ANALISIS PEMERINTAHAN ABDURRAHMAN
WAHID
BAB I
PENDAHULUAN
A.
Latar
Belakang
Sangat luar biasa perhelatan politik
di Indonesia, ketika dihadapkan pada suksesi kepemimpinan. Sejak lahirnya
Republik Indonesia tahun 1945 sampai saat ini, terhitung lamanya kemerdekaan
sudah mencapai 66 tahun. Jika dirata-ratakan periodisasi pemerintahan selama 5
tahun, maka secara logika akan terjadi suksesi kepemimpinan dengan melahirkan
minimal 13 pemimpin bangsa. Namun realitas yang terjadi sungguh sangat ironis,
selama kurun waktu 54 tahun bangsa yang besar ini hanya dipimpin oleh dua orang
orang presiden. Yaitu Soekarno yang dijuluki sebagai the founding father
memimpin selama 22 tahun, dan soeharto yang di juluki sebagai bapak pembanguan
selama 32 tahun. Sisanya periodisasi kepemimpinan selama 12 tahun melahirkan tahun
mleahirkan empat orang persiden, yaitu B,J Habibie (1998 – 1999), Abdurahman
Wahid (1999 – 2001), Megawati Soekarno Putri (2001 – 2004) dan Susilo Bambang
Yudhoyono (2004 – sekarang).
Pasca reformasi, seperti layaknya
masa transisi, melahirkan beragam gejolak serta kerja kebangsaan san
pemikiran-pemikiran disertai dengan beragam perubahan tata cara bernegara. Baik
itu pemikiran ke depan maupun pemikiran ulang terhadap nilai-nilai kebangsaan,
yang tidak bisa bertumbuh pada era Soeharto serta masa proklamasi. Sebutlah
tafsir sejarah peristiwa September 1965 hingga upaya kembali meletakan agama
sebagai dasar negara, yang sesungguhnya sudah selesai dengan lahirnya Pancasila
dan UUD 1945. Seluruh pemikiran yang tidak bisa tumbuh pada era Soeharto, maupun
yang mati oleh pemikiran yang pluralis Pancasila, berupaya ditumbuhkan kembali
dalam era yang penuh transisi serta dibuka lewat pemilu langsung dan suara
terbanyak. Era yang memungkinkan berbagai dimensi pemikiran masuk lewat partai,
parlemen hingga yudikatif, eksekutif serta berbagai bentuk proses berbangsa
lainnya.
B.
Rumusan
Masalah
Dari
uraian diatas maka penulis menarik sebuah
permsalahan yaitu bagaimana pemerintahan Indonesia dibawah pimpinan Abdurahman Wahid?
BAB III
PEMBAHAHASAN
I.
Sejarah
Singkat Gus Dur
Kyai
Haji Abdurahman Wahid atau yang lebih populer dikenal dengan panggilan Gus Dur
merupakan presiden Republik Indonesia ke enam (setelah Sukarno, Sjafrudin Prawiranegara, Assaat, Soeharto,
dan Habibie) selama kurang lebih 2 tahun (1999 – 2001). Gus Dur merupakan putra pertama dari
Kyai Haji Wahid Hasyim yang merupakan salah satu tokoh Gerakan Nasionalis dan
pernah menjadi Menteri Agama tahun 1949. Ibunya, Ny. Hj. Sholehah, adalah putri
pendiri Pondok Pesantren Denanyar Jombang.

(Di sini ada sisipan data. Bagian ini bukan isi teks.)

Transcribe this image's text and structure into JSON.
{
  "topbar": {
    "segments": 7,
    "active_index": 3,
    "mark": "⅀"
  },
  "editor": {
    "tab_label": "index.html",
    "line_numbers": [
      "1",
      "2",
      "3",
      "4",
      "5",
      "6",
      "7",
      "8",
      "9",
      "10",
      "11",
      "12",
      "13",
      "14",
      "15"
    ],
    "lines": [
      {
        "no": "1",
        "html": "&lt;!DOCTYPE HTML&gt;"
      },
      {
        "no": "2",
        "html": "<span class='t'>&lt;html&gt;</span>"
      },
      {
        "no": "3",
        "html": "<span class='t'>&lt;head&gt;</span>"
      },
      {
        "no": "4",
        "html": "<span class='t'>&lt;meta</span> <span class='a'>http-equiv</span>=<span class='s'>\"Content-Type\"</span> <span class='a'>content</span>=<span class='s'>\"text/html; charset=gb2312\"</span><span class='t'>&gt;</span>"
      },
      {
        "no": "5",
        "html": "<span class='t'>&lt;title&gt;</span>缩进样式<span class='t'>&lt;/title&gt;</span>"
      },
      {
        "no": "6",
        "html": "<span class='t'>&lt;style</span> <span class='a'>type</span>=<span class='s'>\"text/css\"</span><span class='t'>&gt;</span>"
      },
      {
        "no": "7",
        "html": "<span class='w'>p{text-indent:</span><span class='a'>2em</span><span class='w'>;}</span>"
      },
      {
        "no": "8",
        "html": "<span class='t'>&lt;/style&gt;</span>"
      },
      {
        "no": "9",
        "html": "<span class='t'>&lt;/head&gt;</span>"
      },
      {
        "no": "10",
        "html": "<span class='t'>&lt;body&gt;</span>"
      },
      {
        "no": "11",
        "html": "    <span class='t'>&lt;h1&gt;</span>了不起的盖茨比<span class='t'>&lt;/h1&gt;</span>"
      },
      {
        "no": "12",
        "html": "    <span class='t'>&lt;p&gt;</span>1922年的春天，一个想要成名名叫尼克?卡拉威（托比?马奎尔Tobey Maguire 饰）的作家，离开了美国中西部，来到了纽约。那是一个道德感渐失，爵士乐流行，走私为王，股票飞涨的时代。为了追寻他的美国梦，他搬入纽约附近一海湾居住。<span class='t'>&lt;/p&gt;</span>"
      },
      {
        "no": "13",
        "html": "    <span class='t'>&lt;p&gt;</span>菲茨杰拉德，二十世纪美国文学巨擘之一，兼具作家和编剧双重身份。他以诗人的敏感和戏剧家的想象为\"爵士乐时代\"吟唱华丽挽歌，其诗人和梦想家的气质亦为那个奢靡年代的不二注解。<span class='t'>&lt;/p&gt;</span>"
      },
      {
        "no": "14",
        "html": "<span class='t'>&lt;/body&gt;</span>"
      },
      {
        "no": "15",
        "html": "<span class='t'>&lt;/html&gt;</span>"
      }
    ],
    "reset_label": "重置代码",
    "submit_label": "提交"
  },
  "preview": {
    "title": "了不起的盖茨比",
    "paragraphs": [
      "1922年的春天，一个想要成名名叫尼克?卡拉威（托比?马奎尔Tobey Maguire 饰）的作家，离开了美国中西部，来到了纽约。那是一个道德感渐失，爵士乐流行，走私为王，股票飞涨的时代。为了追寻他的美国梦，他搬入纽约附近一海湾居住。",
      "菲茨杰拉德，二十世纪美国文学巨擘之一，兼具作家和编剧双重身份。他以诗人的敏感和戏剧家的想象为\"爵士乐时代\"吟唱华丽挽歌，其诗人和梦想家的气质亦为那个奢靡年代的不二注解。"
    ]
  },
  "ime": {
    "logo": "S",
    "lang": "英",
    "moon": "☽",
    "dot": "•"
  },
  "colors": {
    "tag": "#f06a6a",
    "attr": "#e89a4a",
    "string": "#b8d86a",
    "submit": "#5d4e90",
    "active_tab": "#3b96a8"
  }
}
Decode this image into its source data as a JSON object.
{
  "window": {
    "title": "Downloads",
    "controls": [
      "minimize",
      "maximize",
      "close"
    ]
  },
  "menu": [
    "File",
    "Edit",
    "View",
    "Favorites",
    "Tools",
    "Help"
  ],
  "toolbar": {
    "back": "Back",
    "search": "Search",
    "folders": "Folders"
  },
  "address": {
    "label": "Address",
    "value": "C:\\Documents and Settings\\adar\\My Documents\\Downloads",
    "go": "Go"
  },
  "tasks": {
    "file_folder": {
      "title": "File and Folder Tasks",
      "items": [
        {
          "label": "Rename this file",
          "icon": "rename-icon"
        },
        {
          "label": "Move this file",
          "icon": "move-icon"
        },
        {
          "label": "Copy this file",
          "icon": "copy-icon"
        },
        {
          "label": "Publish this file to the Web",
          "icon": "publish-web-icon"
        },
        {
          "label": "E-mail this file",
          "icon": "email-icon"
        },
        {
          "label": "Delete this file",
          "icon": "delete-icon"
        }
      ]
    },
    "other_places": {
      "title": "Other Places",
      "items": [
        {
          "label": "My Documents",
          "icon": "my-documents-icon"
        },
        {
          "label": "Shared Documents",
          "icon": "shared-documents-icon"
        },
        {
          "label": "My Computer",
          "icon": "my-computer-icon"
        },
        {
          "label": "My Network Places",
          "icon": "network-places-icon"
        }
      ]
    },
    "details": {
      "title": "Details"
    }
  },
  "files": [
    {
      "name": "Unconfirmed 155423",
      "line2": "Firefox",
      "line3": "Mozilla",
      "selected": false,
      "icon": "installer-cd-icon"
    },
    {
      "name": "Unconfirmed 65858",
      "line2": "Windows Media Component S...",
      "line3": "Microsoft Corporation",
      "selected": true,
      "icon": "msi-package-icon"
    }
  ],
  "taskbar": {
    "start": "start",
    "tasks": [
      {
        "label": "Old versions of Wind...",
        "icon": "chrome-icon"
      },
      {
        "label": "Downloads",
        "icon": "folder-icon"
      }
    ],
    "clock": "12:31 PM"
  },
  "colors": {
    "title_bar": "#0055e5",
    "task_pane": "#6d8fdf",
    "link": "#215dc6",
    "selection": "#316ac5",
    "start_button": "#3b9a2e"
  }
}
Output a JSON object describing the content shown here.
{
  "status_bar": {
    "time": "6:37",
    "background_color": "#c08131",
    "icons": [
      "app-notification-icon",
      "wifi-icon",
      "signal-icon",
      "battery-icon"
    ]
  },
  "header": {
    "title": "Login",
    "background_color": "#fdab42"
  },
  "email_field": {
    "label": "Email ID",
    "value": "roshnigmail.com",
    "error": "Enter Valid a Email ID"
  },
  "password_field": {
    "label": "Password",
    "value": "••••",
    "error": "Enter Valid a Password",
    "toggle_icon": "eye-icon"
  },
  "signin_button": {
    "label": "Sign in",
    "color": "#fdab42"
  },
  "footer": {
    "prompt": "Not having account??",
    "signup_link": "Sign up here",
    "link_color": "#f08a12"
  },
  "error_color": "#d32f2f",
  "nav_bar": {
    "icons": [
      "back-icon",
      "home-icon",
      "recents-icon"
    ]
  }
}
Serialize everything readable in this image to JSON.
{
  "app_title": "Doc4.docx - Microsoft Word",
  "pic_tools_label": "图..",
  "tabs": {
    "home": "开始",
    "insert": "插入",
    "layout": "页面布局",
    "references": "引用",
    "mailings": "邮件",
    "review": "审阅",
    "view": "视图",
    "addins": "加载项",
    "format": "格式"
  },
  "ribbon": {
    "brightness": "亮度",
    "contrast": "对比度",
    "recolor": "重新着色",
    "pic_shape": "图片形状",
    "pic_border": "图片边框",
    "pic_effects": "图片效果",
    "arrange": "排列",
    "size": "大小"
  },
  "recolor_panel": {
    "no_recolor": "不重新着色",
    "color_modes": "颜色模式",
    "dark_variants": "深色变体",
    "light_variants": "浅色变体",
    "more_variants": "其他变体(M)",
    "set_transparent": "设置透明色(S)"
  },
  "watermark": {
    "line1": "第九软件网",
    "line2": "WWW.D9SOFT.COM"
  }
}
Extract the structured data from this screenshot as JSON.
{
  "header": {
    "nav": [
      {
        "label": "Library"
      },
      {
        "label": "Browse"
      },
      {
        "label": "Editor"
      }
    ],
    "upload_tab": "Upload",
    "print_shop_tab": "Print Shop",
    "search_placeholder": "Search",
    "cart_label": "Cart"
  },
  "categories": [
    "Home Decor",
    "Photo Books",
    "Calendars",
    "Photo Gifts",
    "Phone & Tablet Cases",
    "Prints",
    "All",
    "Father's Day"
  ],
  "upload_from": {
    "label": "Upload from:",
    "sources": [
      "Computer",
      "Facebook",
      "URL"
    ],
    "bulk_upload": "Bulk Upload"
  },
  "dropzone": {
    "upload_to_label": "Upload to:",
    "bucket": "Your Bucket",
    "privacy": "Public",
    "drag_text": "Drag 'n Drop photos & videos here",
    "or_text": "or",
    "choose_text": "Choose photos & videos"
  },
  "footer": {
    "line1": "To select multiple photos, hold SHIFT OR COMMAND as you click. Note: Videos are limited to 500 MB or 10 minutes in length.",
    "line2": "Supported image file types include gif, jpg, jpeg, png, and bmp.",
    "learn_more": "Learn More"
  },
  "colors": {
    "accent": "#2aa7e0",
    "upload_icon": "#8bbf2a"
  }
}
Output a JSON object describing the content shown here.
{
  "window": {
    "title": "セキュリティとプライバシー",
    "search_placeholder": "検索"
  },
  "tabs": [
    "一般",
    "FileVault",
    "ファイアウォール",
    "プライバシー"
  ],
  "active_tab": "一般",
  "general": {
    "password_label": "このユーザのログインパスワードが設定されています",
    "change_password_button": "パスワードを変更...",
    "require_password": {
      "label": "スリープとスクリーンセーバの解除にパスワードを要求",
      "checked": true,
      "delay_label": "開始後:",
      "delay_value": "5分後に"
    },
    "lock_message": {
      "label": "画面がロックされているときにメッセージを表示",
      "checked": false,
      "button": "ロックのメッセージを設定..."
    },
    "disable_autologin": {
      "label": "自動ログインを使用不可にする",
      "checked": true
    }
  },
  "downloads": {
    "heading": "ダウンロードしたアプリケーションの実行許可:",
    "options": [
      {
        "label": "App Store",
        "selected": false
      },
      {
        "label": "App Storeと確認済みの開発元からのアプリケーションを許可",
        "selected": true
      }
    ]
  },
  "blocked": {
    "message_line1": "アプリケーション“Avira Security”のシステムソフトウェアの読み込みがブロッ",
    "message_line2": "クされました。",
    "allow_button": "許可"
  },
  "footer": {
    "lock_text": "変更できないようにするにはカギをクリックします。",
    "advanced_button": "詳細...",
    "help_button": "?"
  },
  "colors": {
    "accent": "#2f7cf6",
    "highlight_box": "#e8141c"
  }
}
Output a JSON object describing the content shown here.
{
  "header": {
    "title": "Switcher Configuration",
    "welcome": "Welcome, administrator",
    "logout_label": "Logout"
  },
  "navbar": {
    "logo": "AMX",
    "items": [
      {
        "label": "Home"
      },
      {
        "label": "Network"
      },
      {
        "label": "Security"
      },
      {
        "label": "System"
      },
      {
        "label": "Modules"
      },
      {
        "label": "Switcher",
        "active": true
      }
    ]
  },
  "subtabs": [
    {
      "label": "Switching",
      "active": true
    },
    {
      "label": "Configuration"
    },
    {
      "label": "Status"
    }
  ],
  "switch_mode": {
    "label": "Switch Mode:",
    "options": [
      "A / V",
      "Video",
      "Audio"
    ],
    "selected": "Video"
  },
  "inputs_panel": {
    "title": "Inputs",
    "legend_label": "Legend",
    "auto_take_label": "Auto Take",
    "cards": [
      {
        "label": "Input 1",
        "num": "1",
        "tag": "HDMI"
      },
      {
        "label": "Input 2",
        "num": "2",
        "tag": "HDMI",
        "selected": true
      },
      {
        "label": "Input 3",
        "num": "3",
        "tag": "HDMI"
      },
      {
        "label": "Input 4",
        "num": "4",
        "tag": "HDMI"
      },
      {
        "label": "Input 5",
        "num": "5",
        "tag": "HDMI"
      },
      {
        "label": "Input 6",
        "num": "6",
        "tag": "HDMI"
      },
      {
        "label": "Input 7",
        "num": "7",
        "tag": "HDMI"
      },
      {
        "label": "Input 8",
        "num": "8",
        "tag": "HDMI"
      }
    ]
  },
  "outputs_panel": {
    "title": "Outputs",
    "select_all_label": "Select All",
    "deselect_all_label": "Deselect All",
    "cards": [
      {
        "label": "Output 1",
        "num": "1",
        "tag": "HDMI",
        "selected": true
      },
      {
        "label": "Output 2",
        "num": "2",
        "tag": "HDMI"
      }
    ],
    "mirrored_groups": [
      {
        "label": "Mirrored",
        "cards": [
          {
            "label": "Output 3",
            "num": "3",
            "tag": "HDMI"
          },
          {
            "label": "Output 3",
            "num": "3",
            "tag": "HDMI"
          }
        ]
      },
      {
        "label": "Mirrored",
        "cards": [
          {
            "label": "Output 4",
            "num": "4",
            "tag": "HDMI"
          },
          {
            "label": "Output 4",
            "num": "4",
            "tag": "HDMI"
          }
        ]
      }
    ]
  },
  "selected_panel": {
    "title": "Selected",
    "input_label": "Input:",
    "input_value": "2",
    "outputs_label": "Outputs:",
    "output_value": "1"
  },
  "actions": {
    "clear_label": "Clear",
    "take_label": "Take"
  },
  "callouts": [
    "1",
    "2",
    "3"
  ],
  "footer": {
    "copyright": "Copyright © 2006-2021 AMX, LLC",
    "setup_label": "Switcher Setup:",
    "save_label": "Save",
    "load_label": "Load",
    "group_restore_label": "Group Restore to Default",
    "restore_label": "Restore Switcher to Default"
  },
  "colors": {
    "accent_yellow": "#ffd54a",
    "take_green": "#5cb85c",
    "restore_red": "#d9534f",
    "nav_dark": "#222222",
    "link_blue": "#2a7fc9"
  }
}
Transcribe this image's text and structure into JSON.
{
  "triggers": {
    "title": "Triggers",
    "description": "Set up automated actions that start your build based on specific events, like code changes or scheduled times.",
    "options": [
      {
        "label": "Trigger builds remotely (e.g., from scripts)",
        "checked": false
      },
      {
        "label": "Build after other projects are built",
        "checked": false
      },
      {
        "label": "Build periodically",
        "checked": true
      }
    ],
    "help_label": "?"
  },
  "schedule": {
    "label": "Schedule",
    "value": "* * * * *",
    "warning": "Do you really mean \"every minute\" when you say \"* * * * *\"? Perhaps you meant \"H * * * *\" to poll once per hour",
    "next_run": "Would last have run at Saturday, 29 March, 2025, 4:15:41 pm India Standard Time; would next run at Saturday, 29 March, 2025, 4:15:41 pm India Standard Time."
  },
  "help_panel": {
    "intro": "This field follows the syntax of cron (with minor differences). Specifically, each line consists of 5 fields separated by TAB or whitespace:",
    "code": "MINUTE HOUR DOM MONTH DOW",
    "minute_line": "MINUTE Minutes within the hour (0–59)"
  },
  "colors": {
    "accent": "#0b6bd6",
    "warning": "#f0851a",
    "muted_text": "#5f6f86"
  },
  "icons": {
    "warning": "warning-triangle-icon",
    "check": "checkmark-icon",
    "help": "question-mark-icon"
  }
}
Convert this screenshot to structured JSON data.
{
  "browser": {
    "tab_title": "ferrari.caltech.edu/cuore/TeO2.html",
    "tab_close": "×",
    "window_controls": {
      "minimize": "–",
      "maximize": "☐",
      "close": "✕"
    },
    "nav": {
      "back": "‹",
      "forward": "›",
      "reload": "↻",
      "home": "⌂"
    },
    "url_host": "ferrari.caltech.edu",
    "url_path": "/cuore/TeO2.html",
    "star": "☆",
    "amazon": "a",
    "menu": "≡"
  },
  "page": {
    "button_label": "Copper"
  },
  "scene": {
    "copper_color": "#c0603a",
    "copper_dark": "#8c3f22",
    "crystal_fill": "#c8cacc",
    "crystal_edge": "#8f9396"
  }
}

Kakek dari ayahnya adalah K.H.
Hasyim Asyari, pendiri Nahdlatul
Ulama (NU), sementara kakek dari pihak ibu, K.H. Bisri Syansuri, adalah
pengajar pesantren pertama yang mengajarkan kelas pada perempuan.
Gus
Dur merupakan
presiden Indonesia mempunyai karakter berbeda dari para pemimpin bangsa ini
sebelumnya. Karena selain pesdien yang di juluki sebagai presiden yang suka beliau
merupakan sosok pemimpin bangsa yang lucu, controversial dan unik. Kelucuan dan keunikan Gus Dur sudah nampak sejak
lahir, beliau mempunyai dua versi tanggal lahir yang berbeda. Versi pertama, beliau lahir pada hari
ke-4 dan bulan ke-8 kalender Islam tahun 1940 di Denanyar, Jombang, Jawa Timur.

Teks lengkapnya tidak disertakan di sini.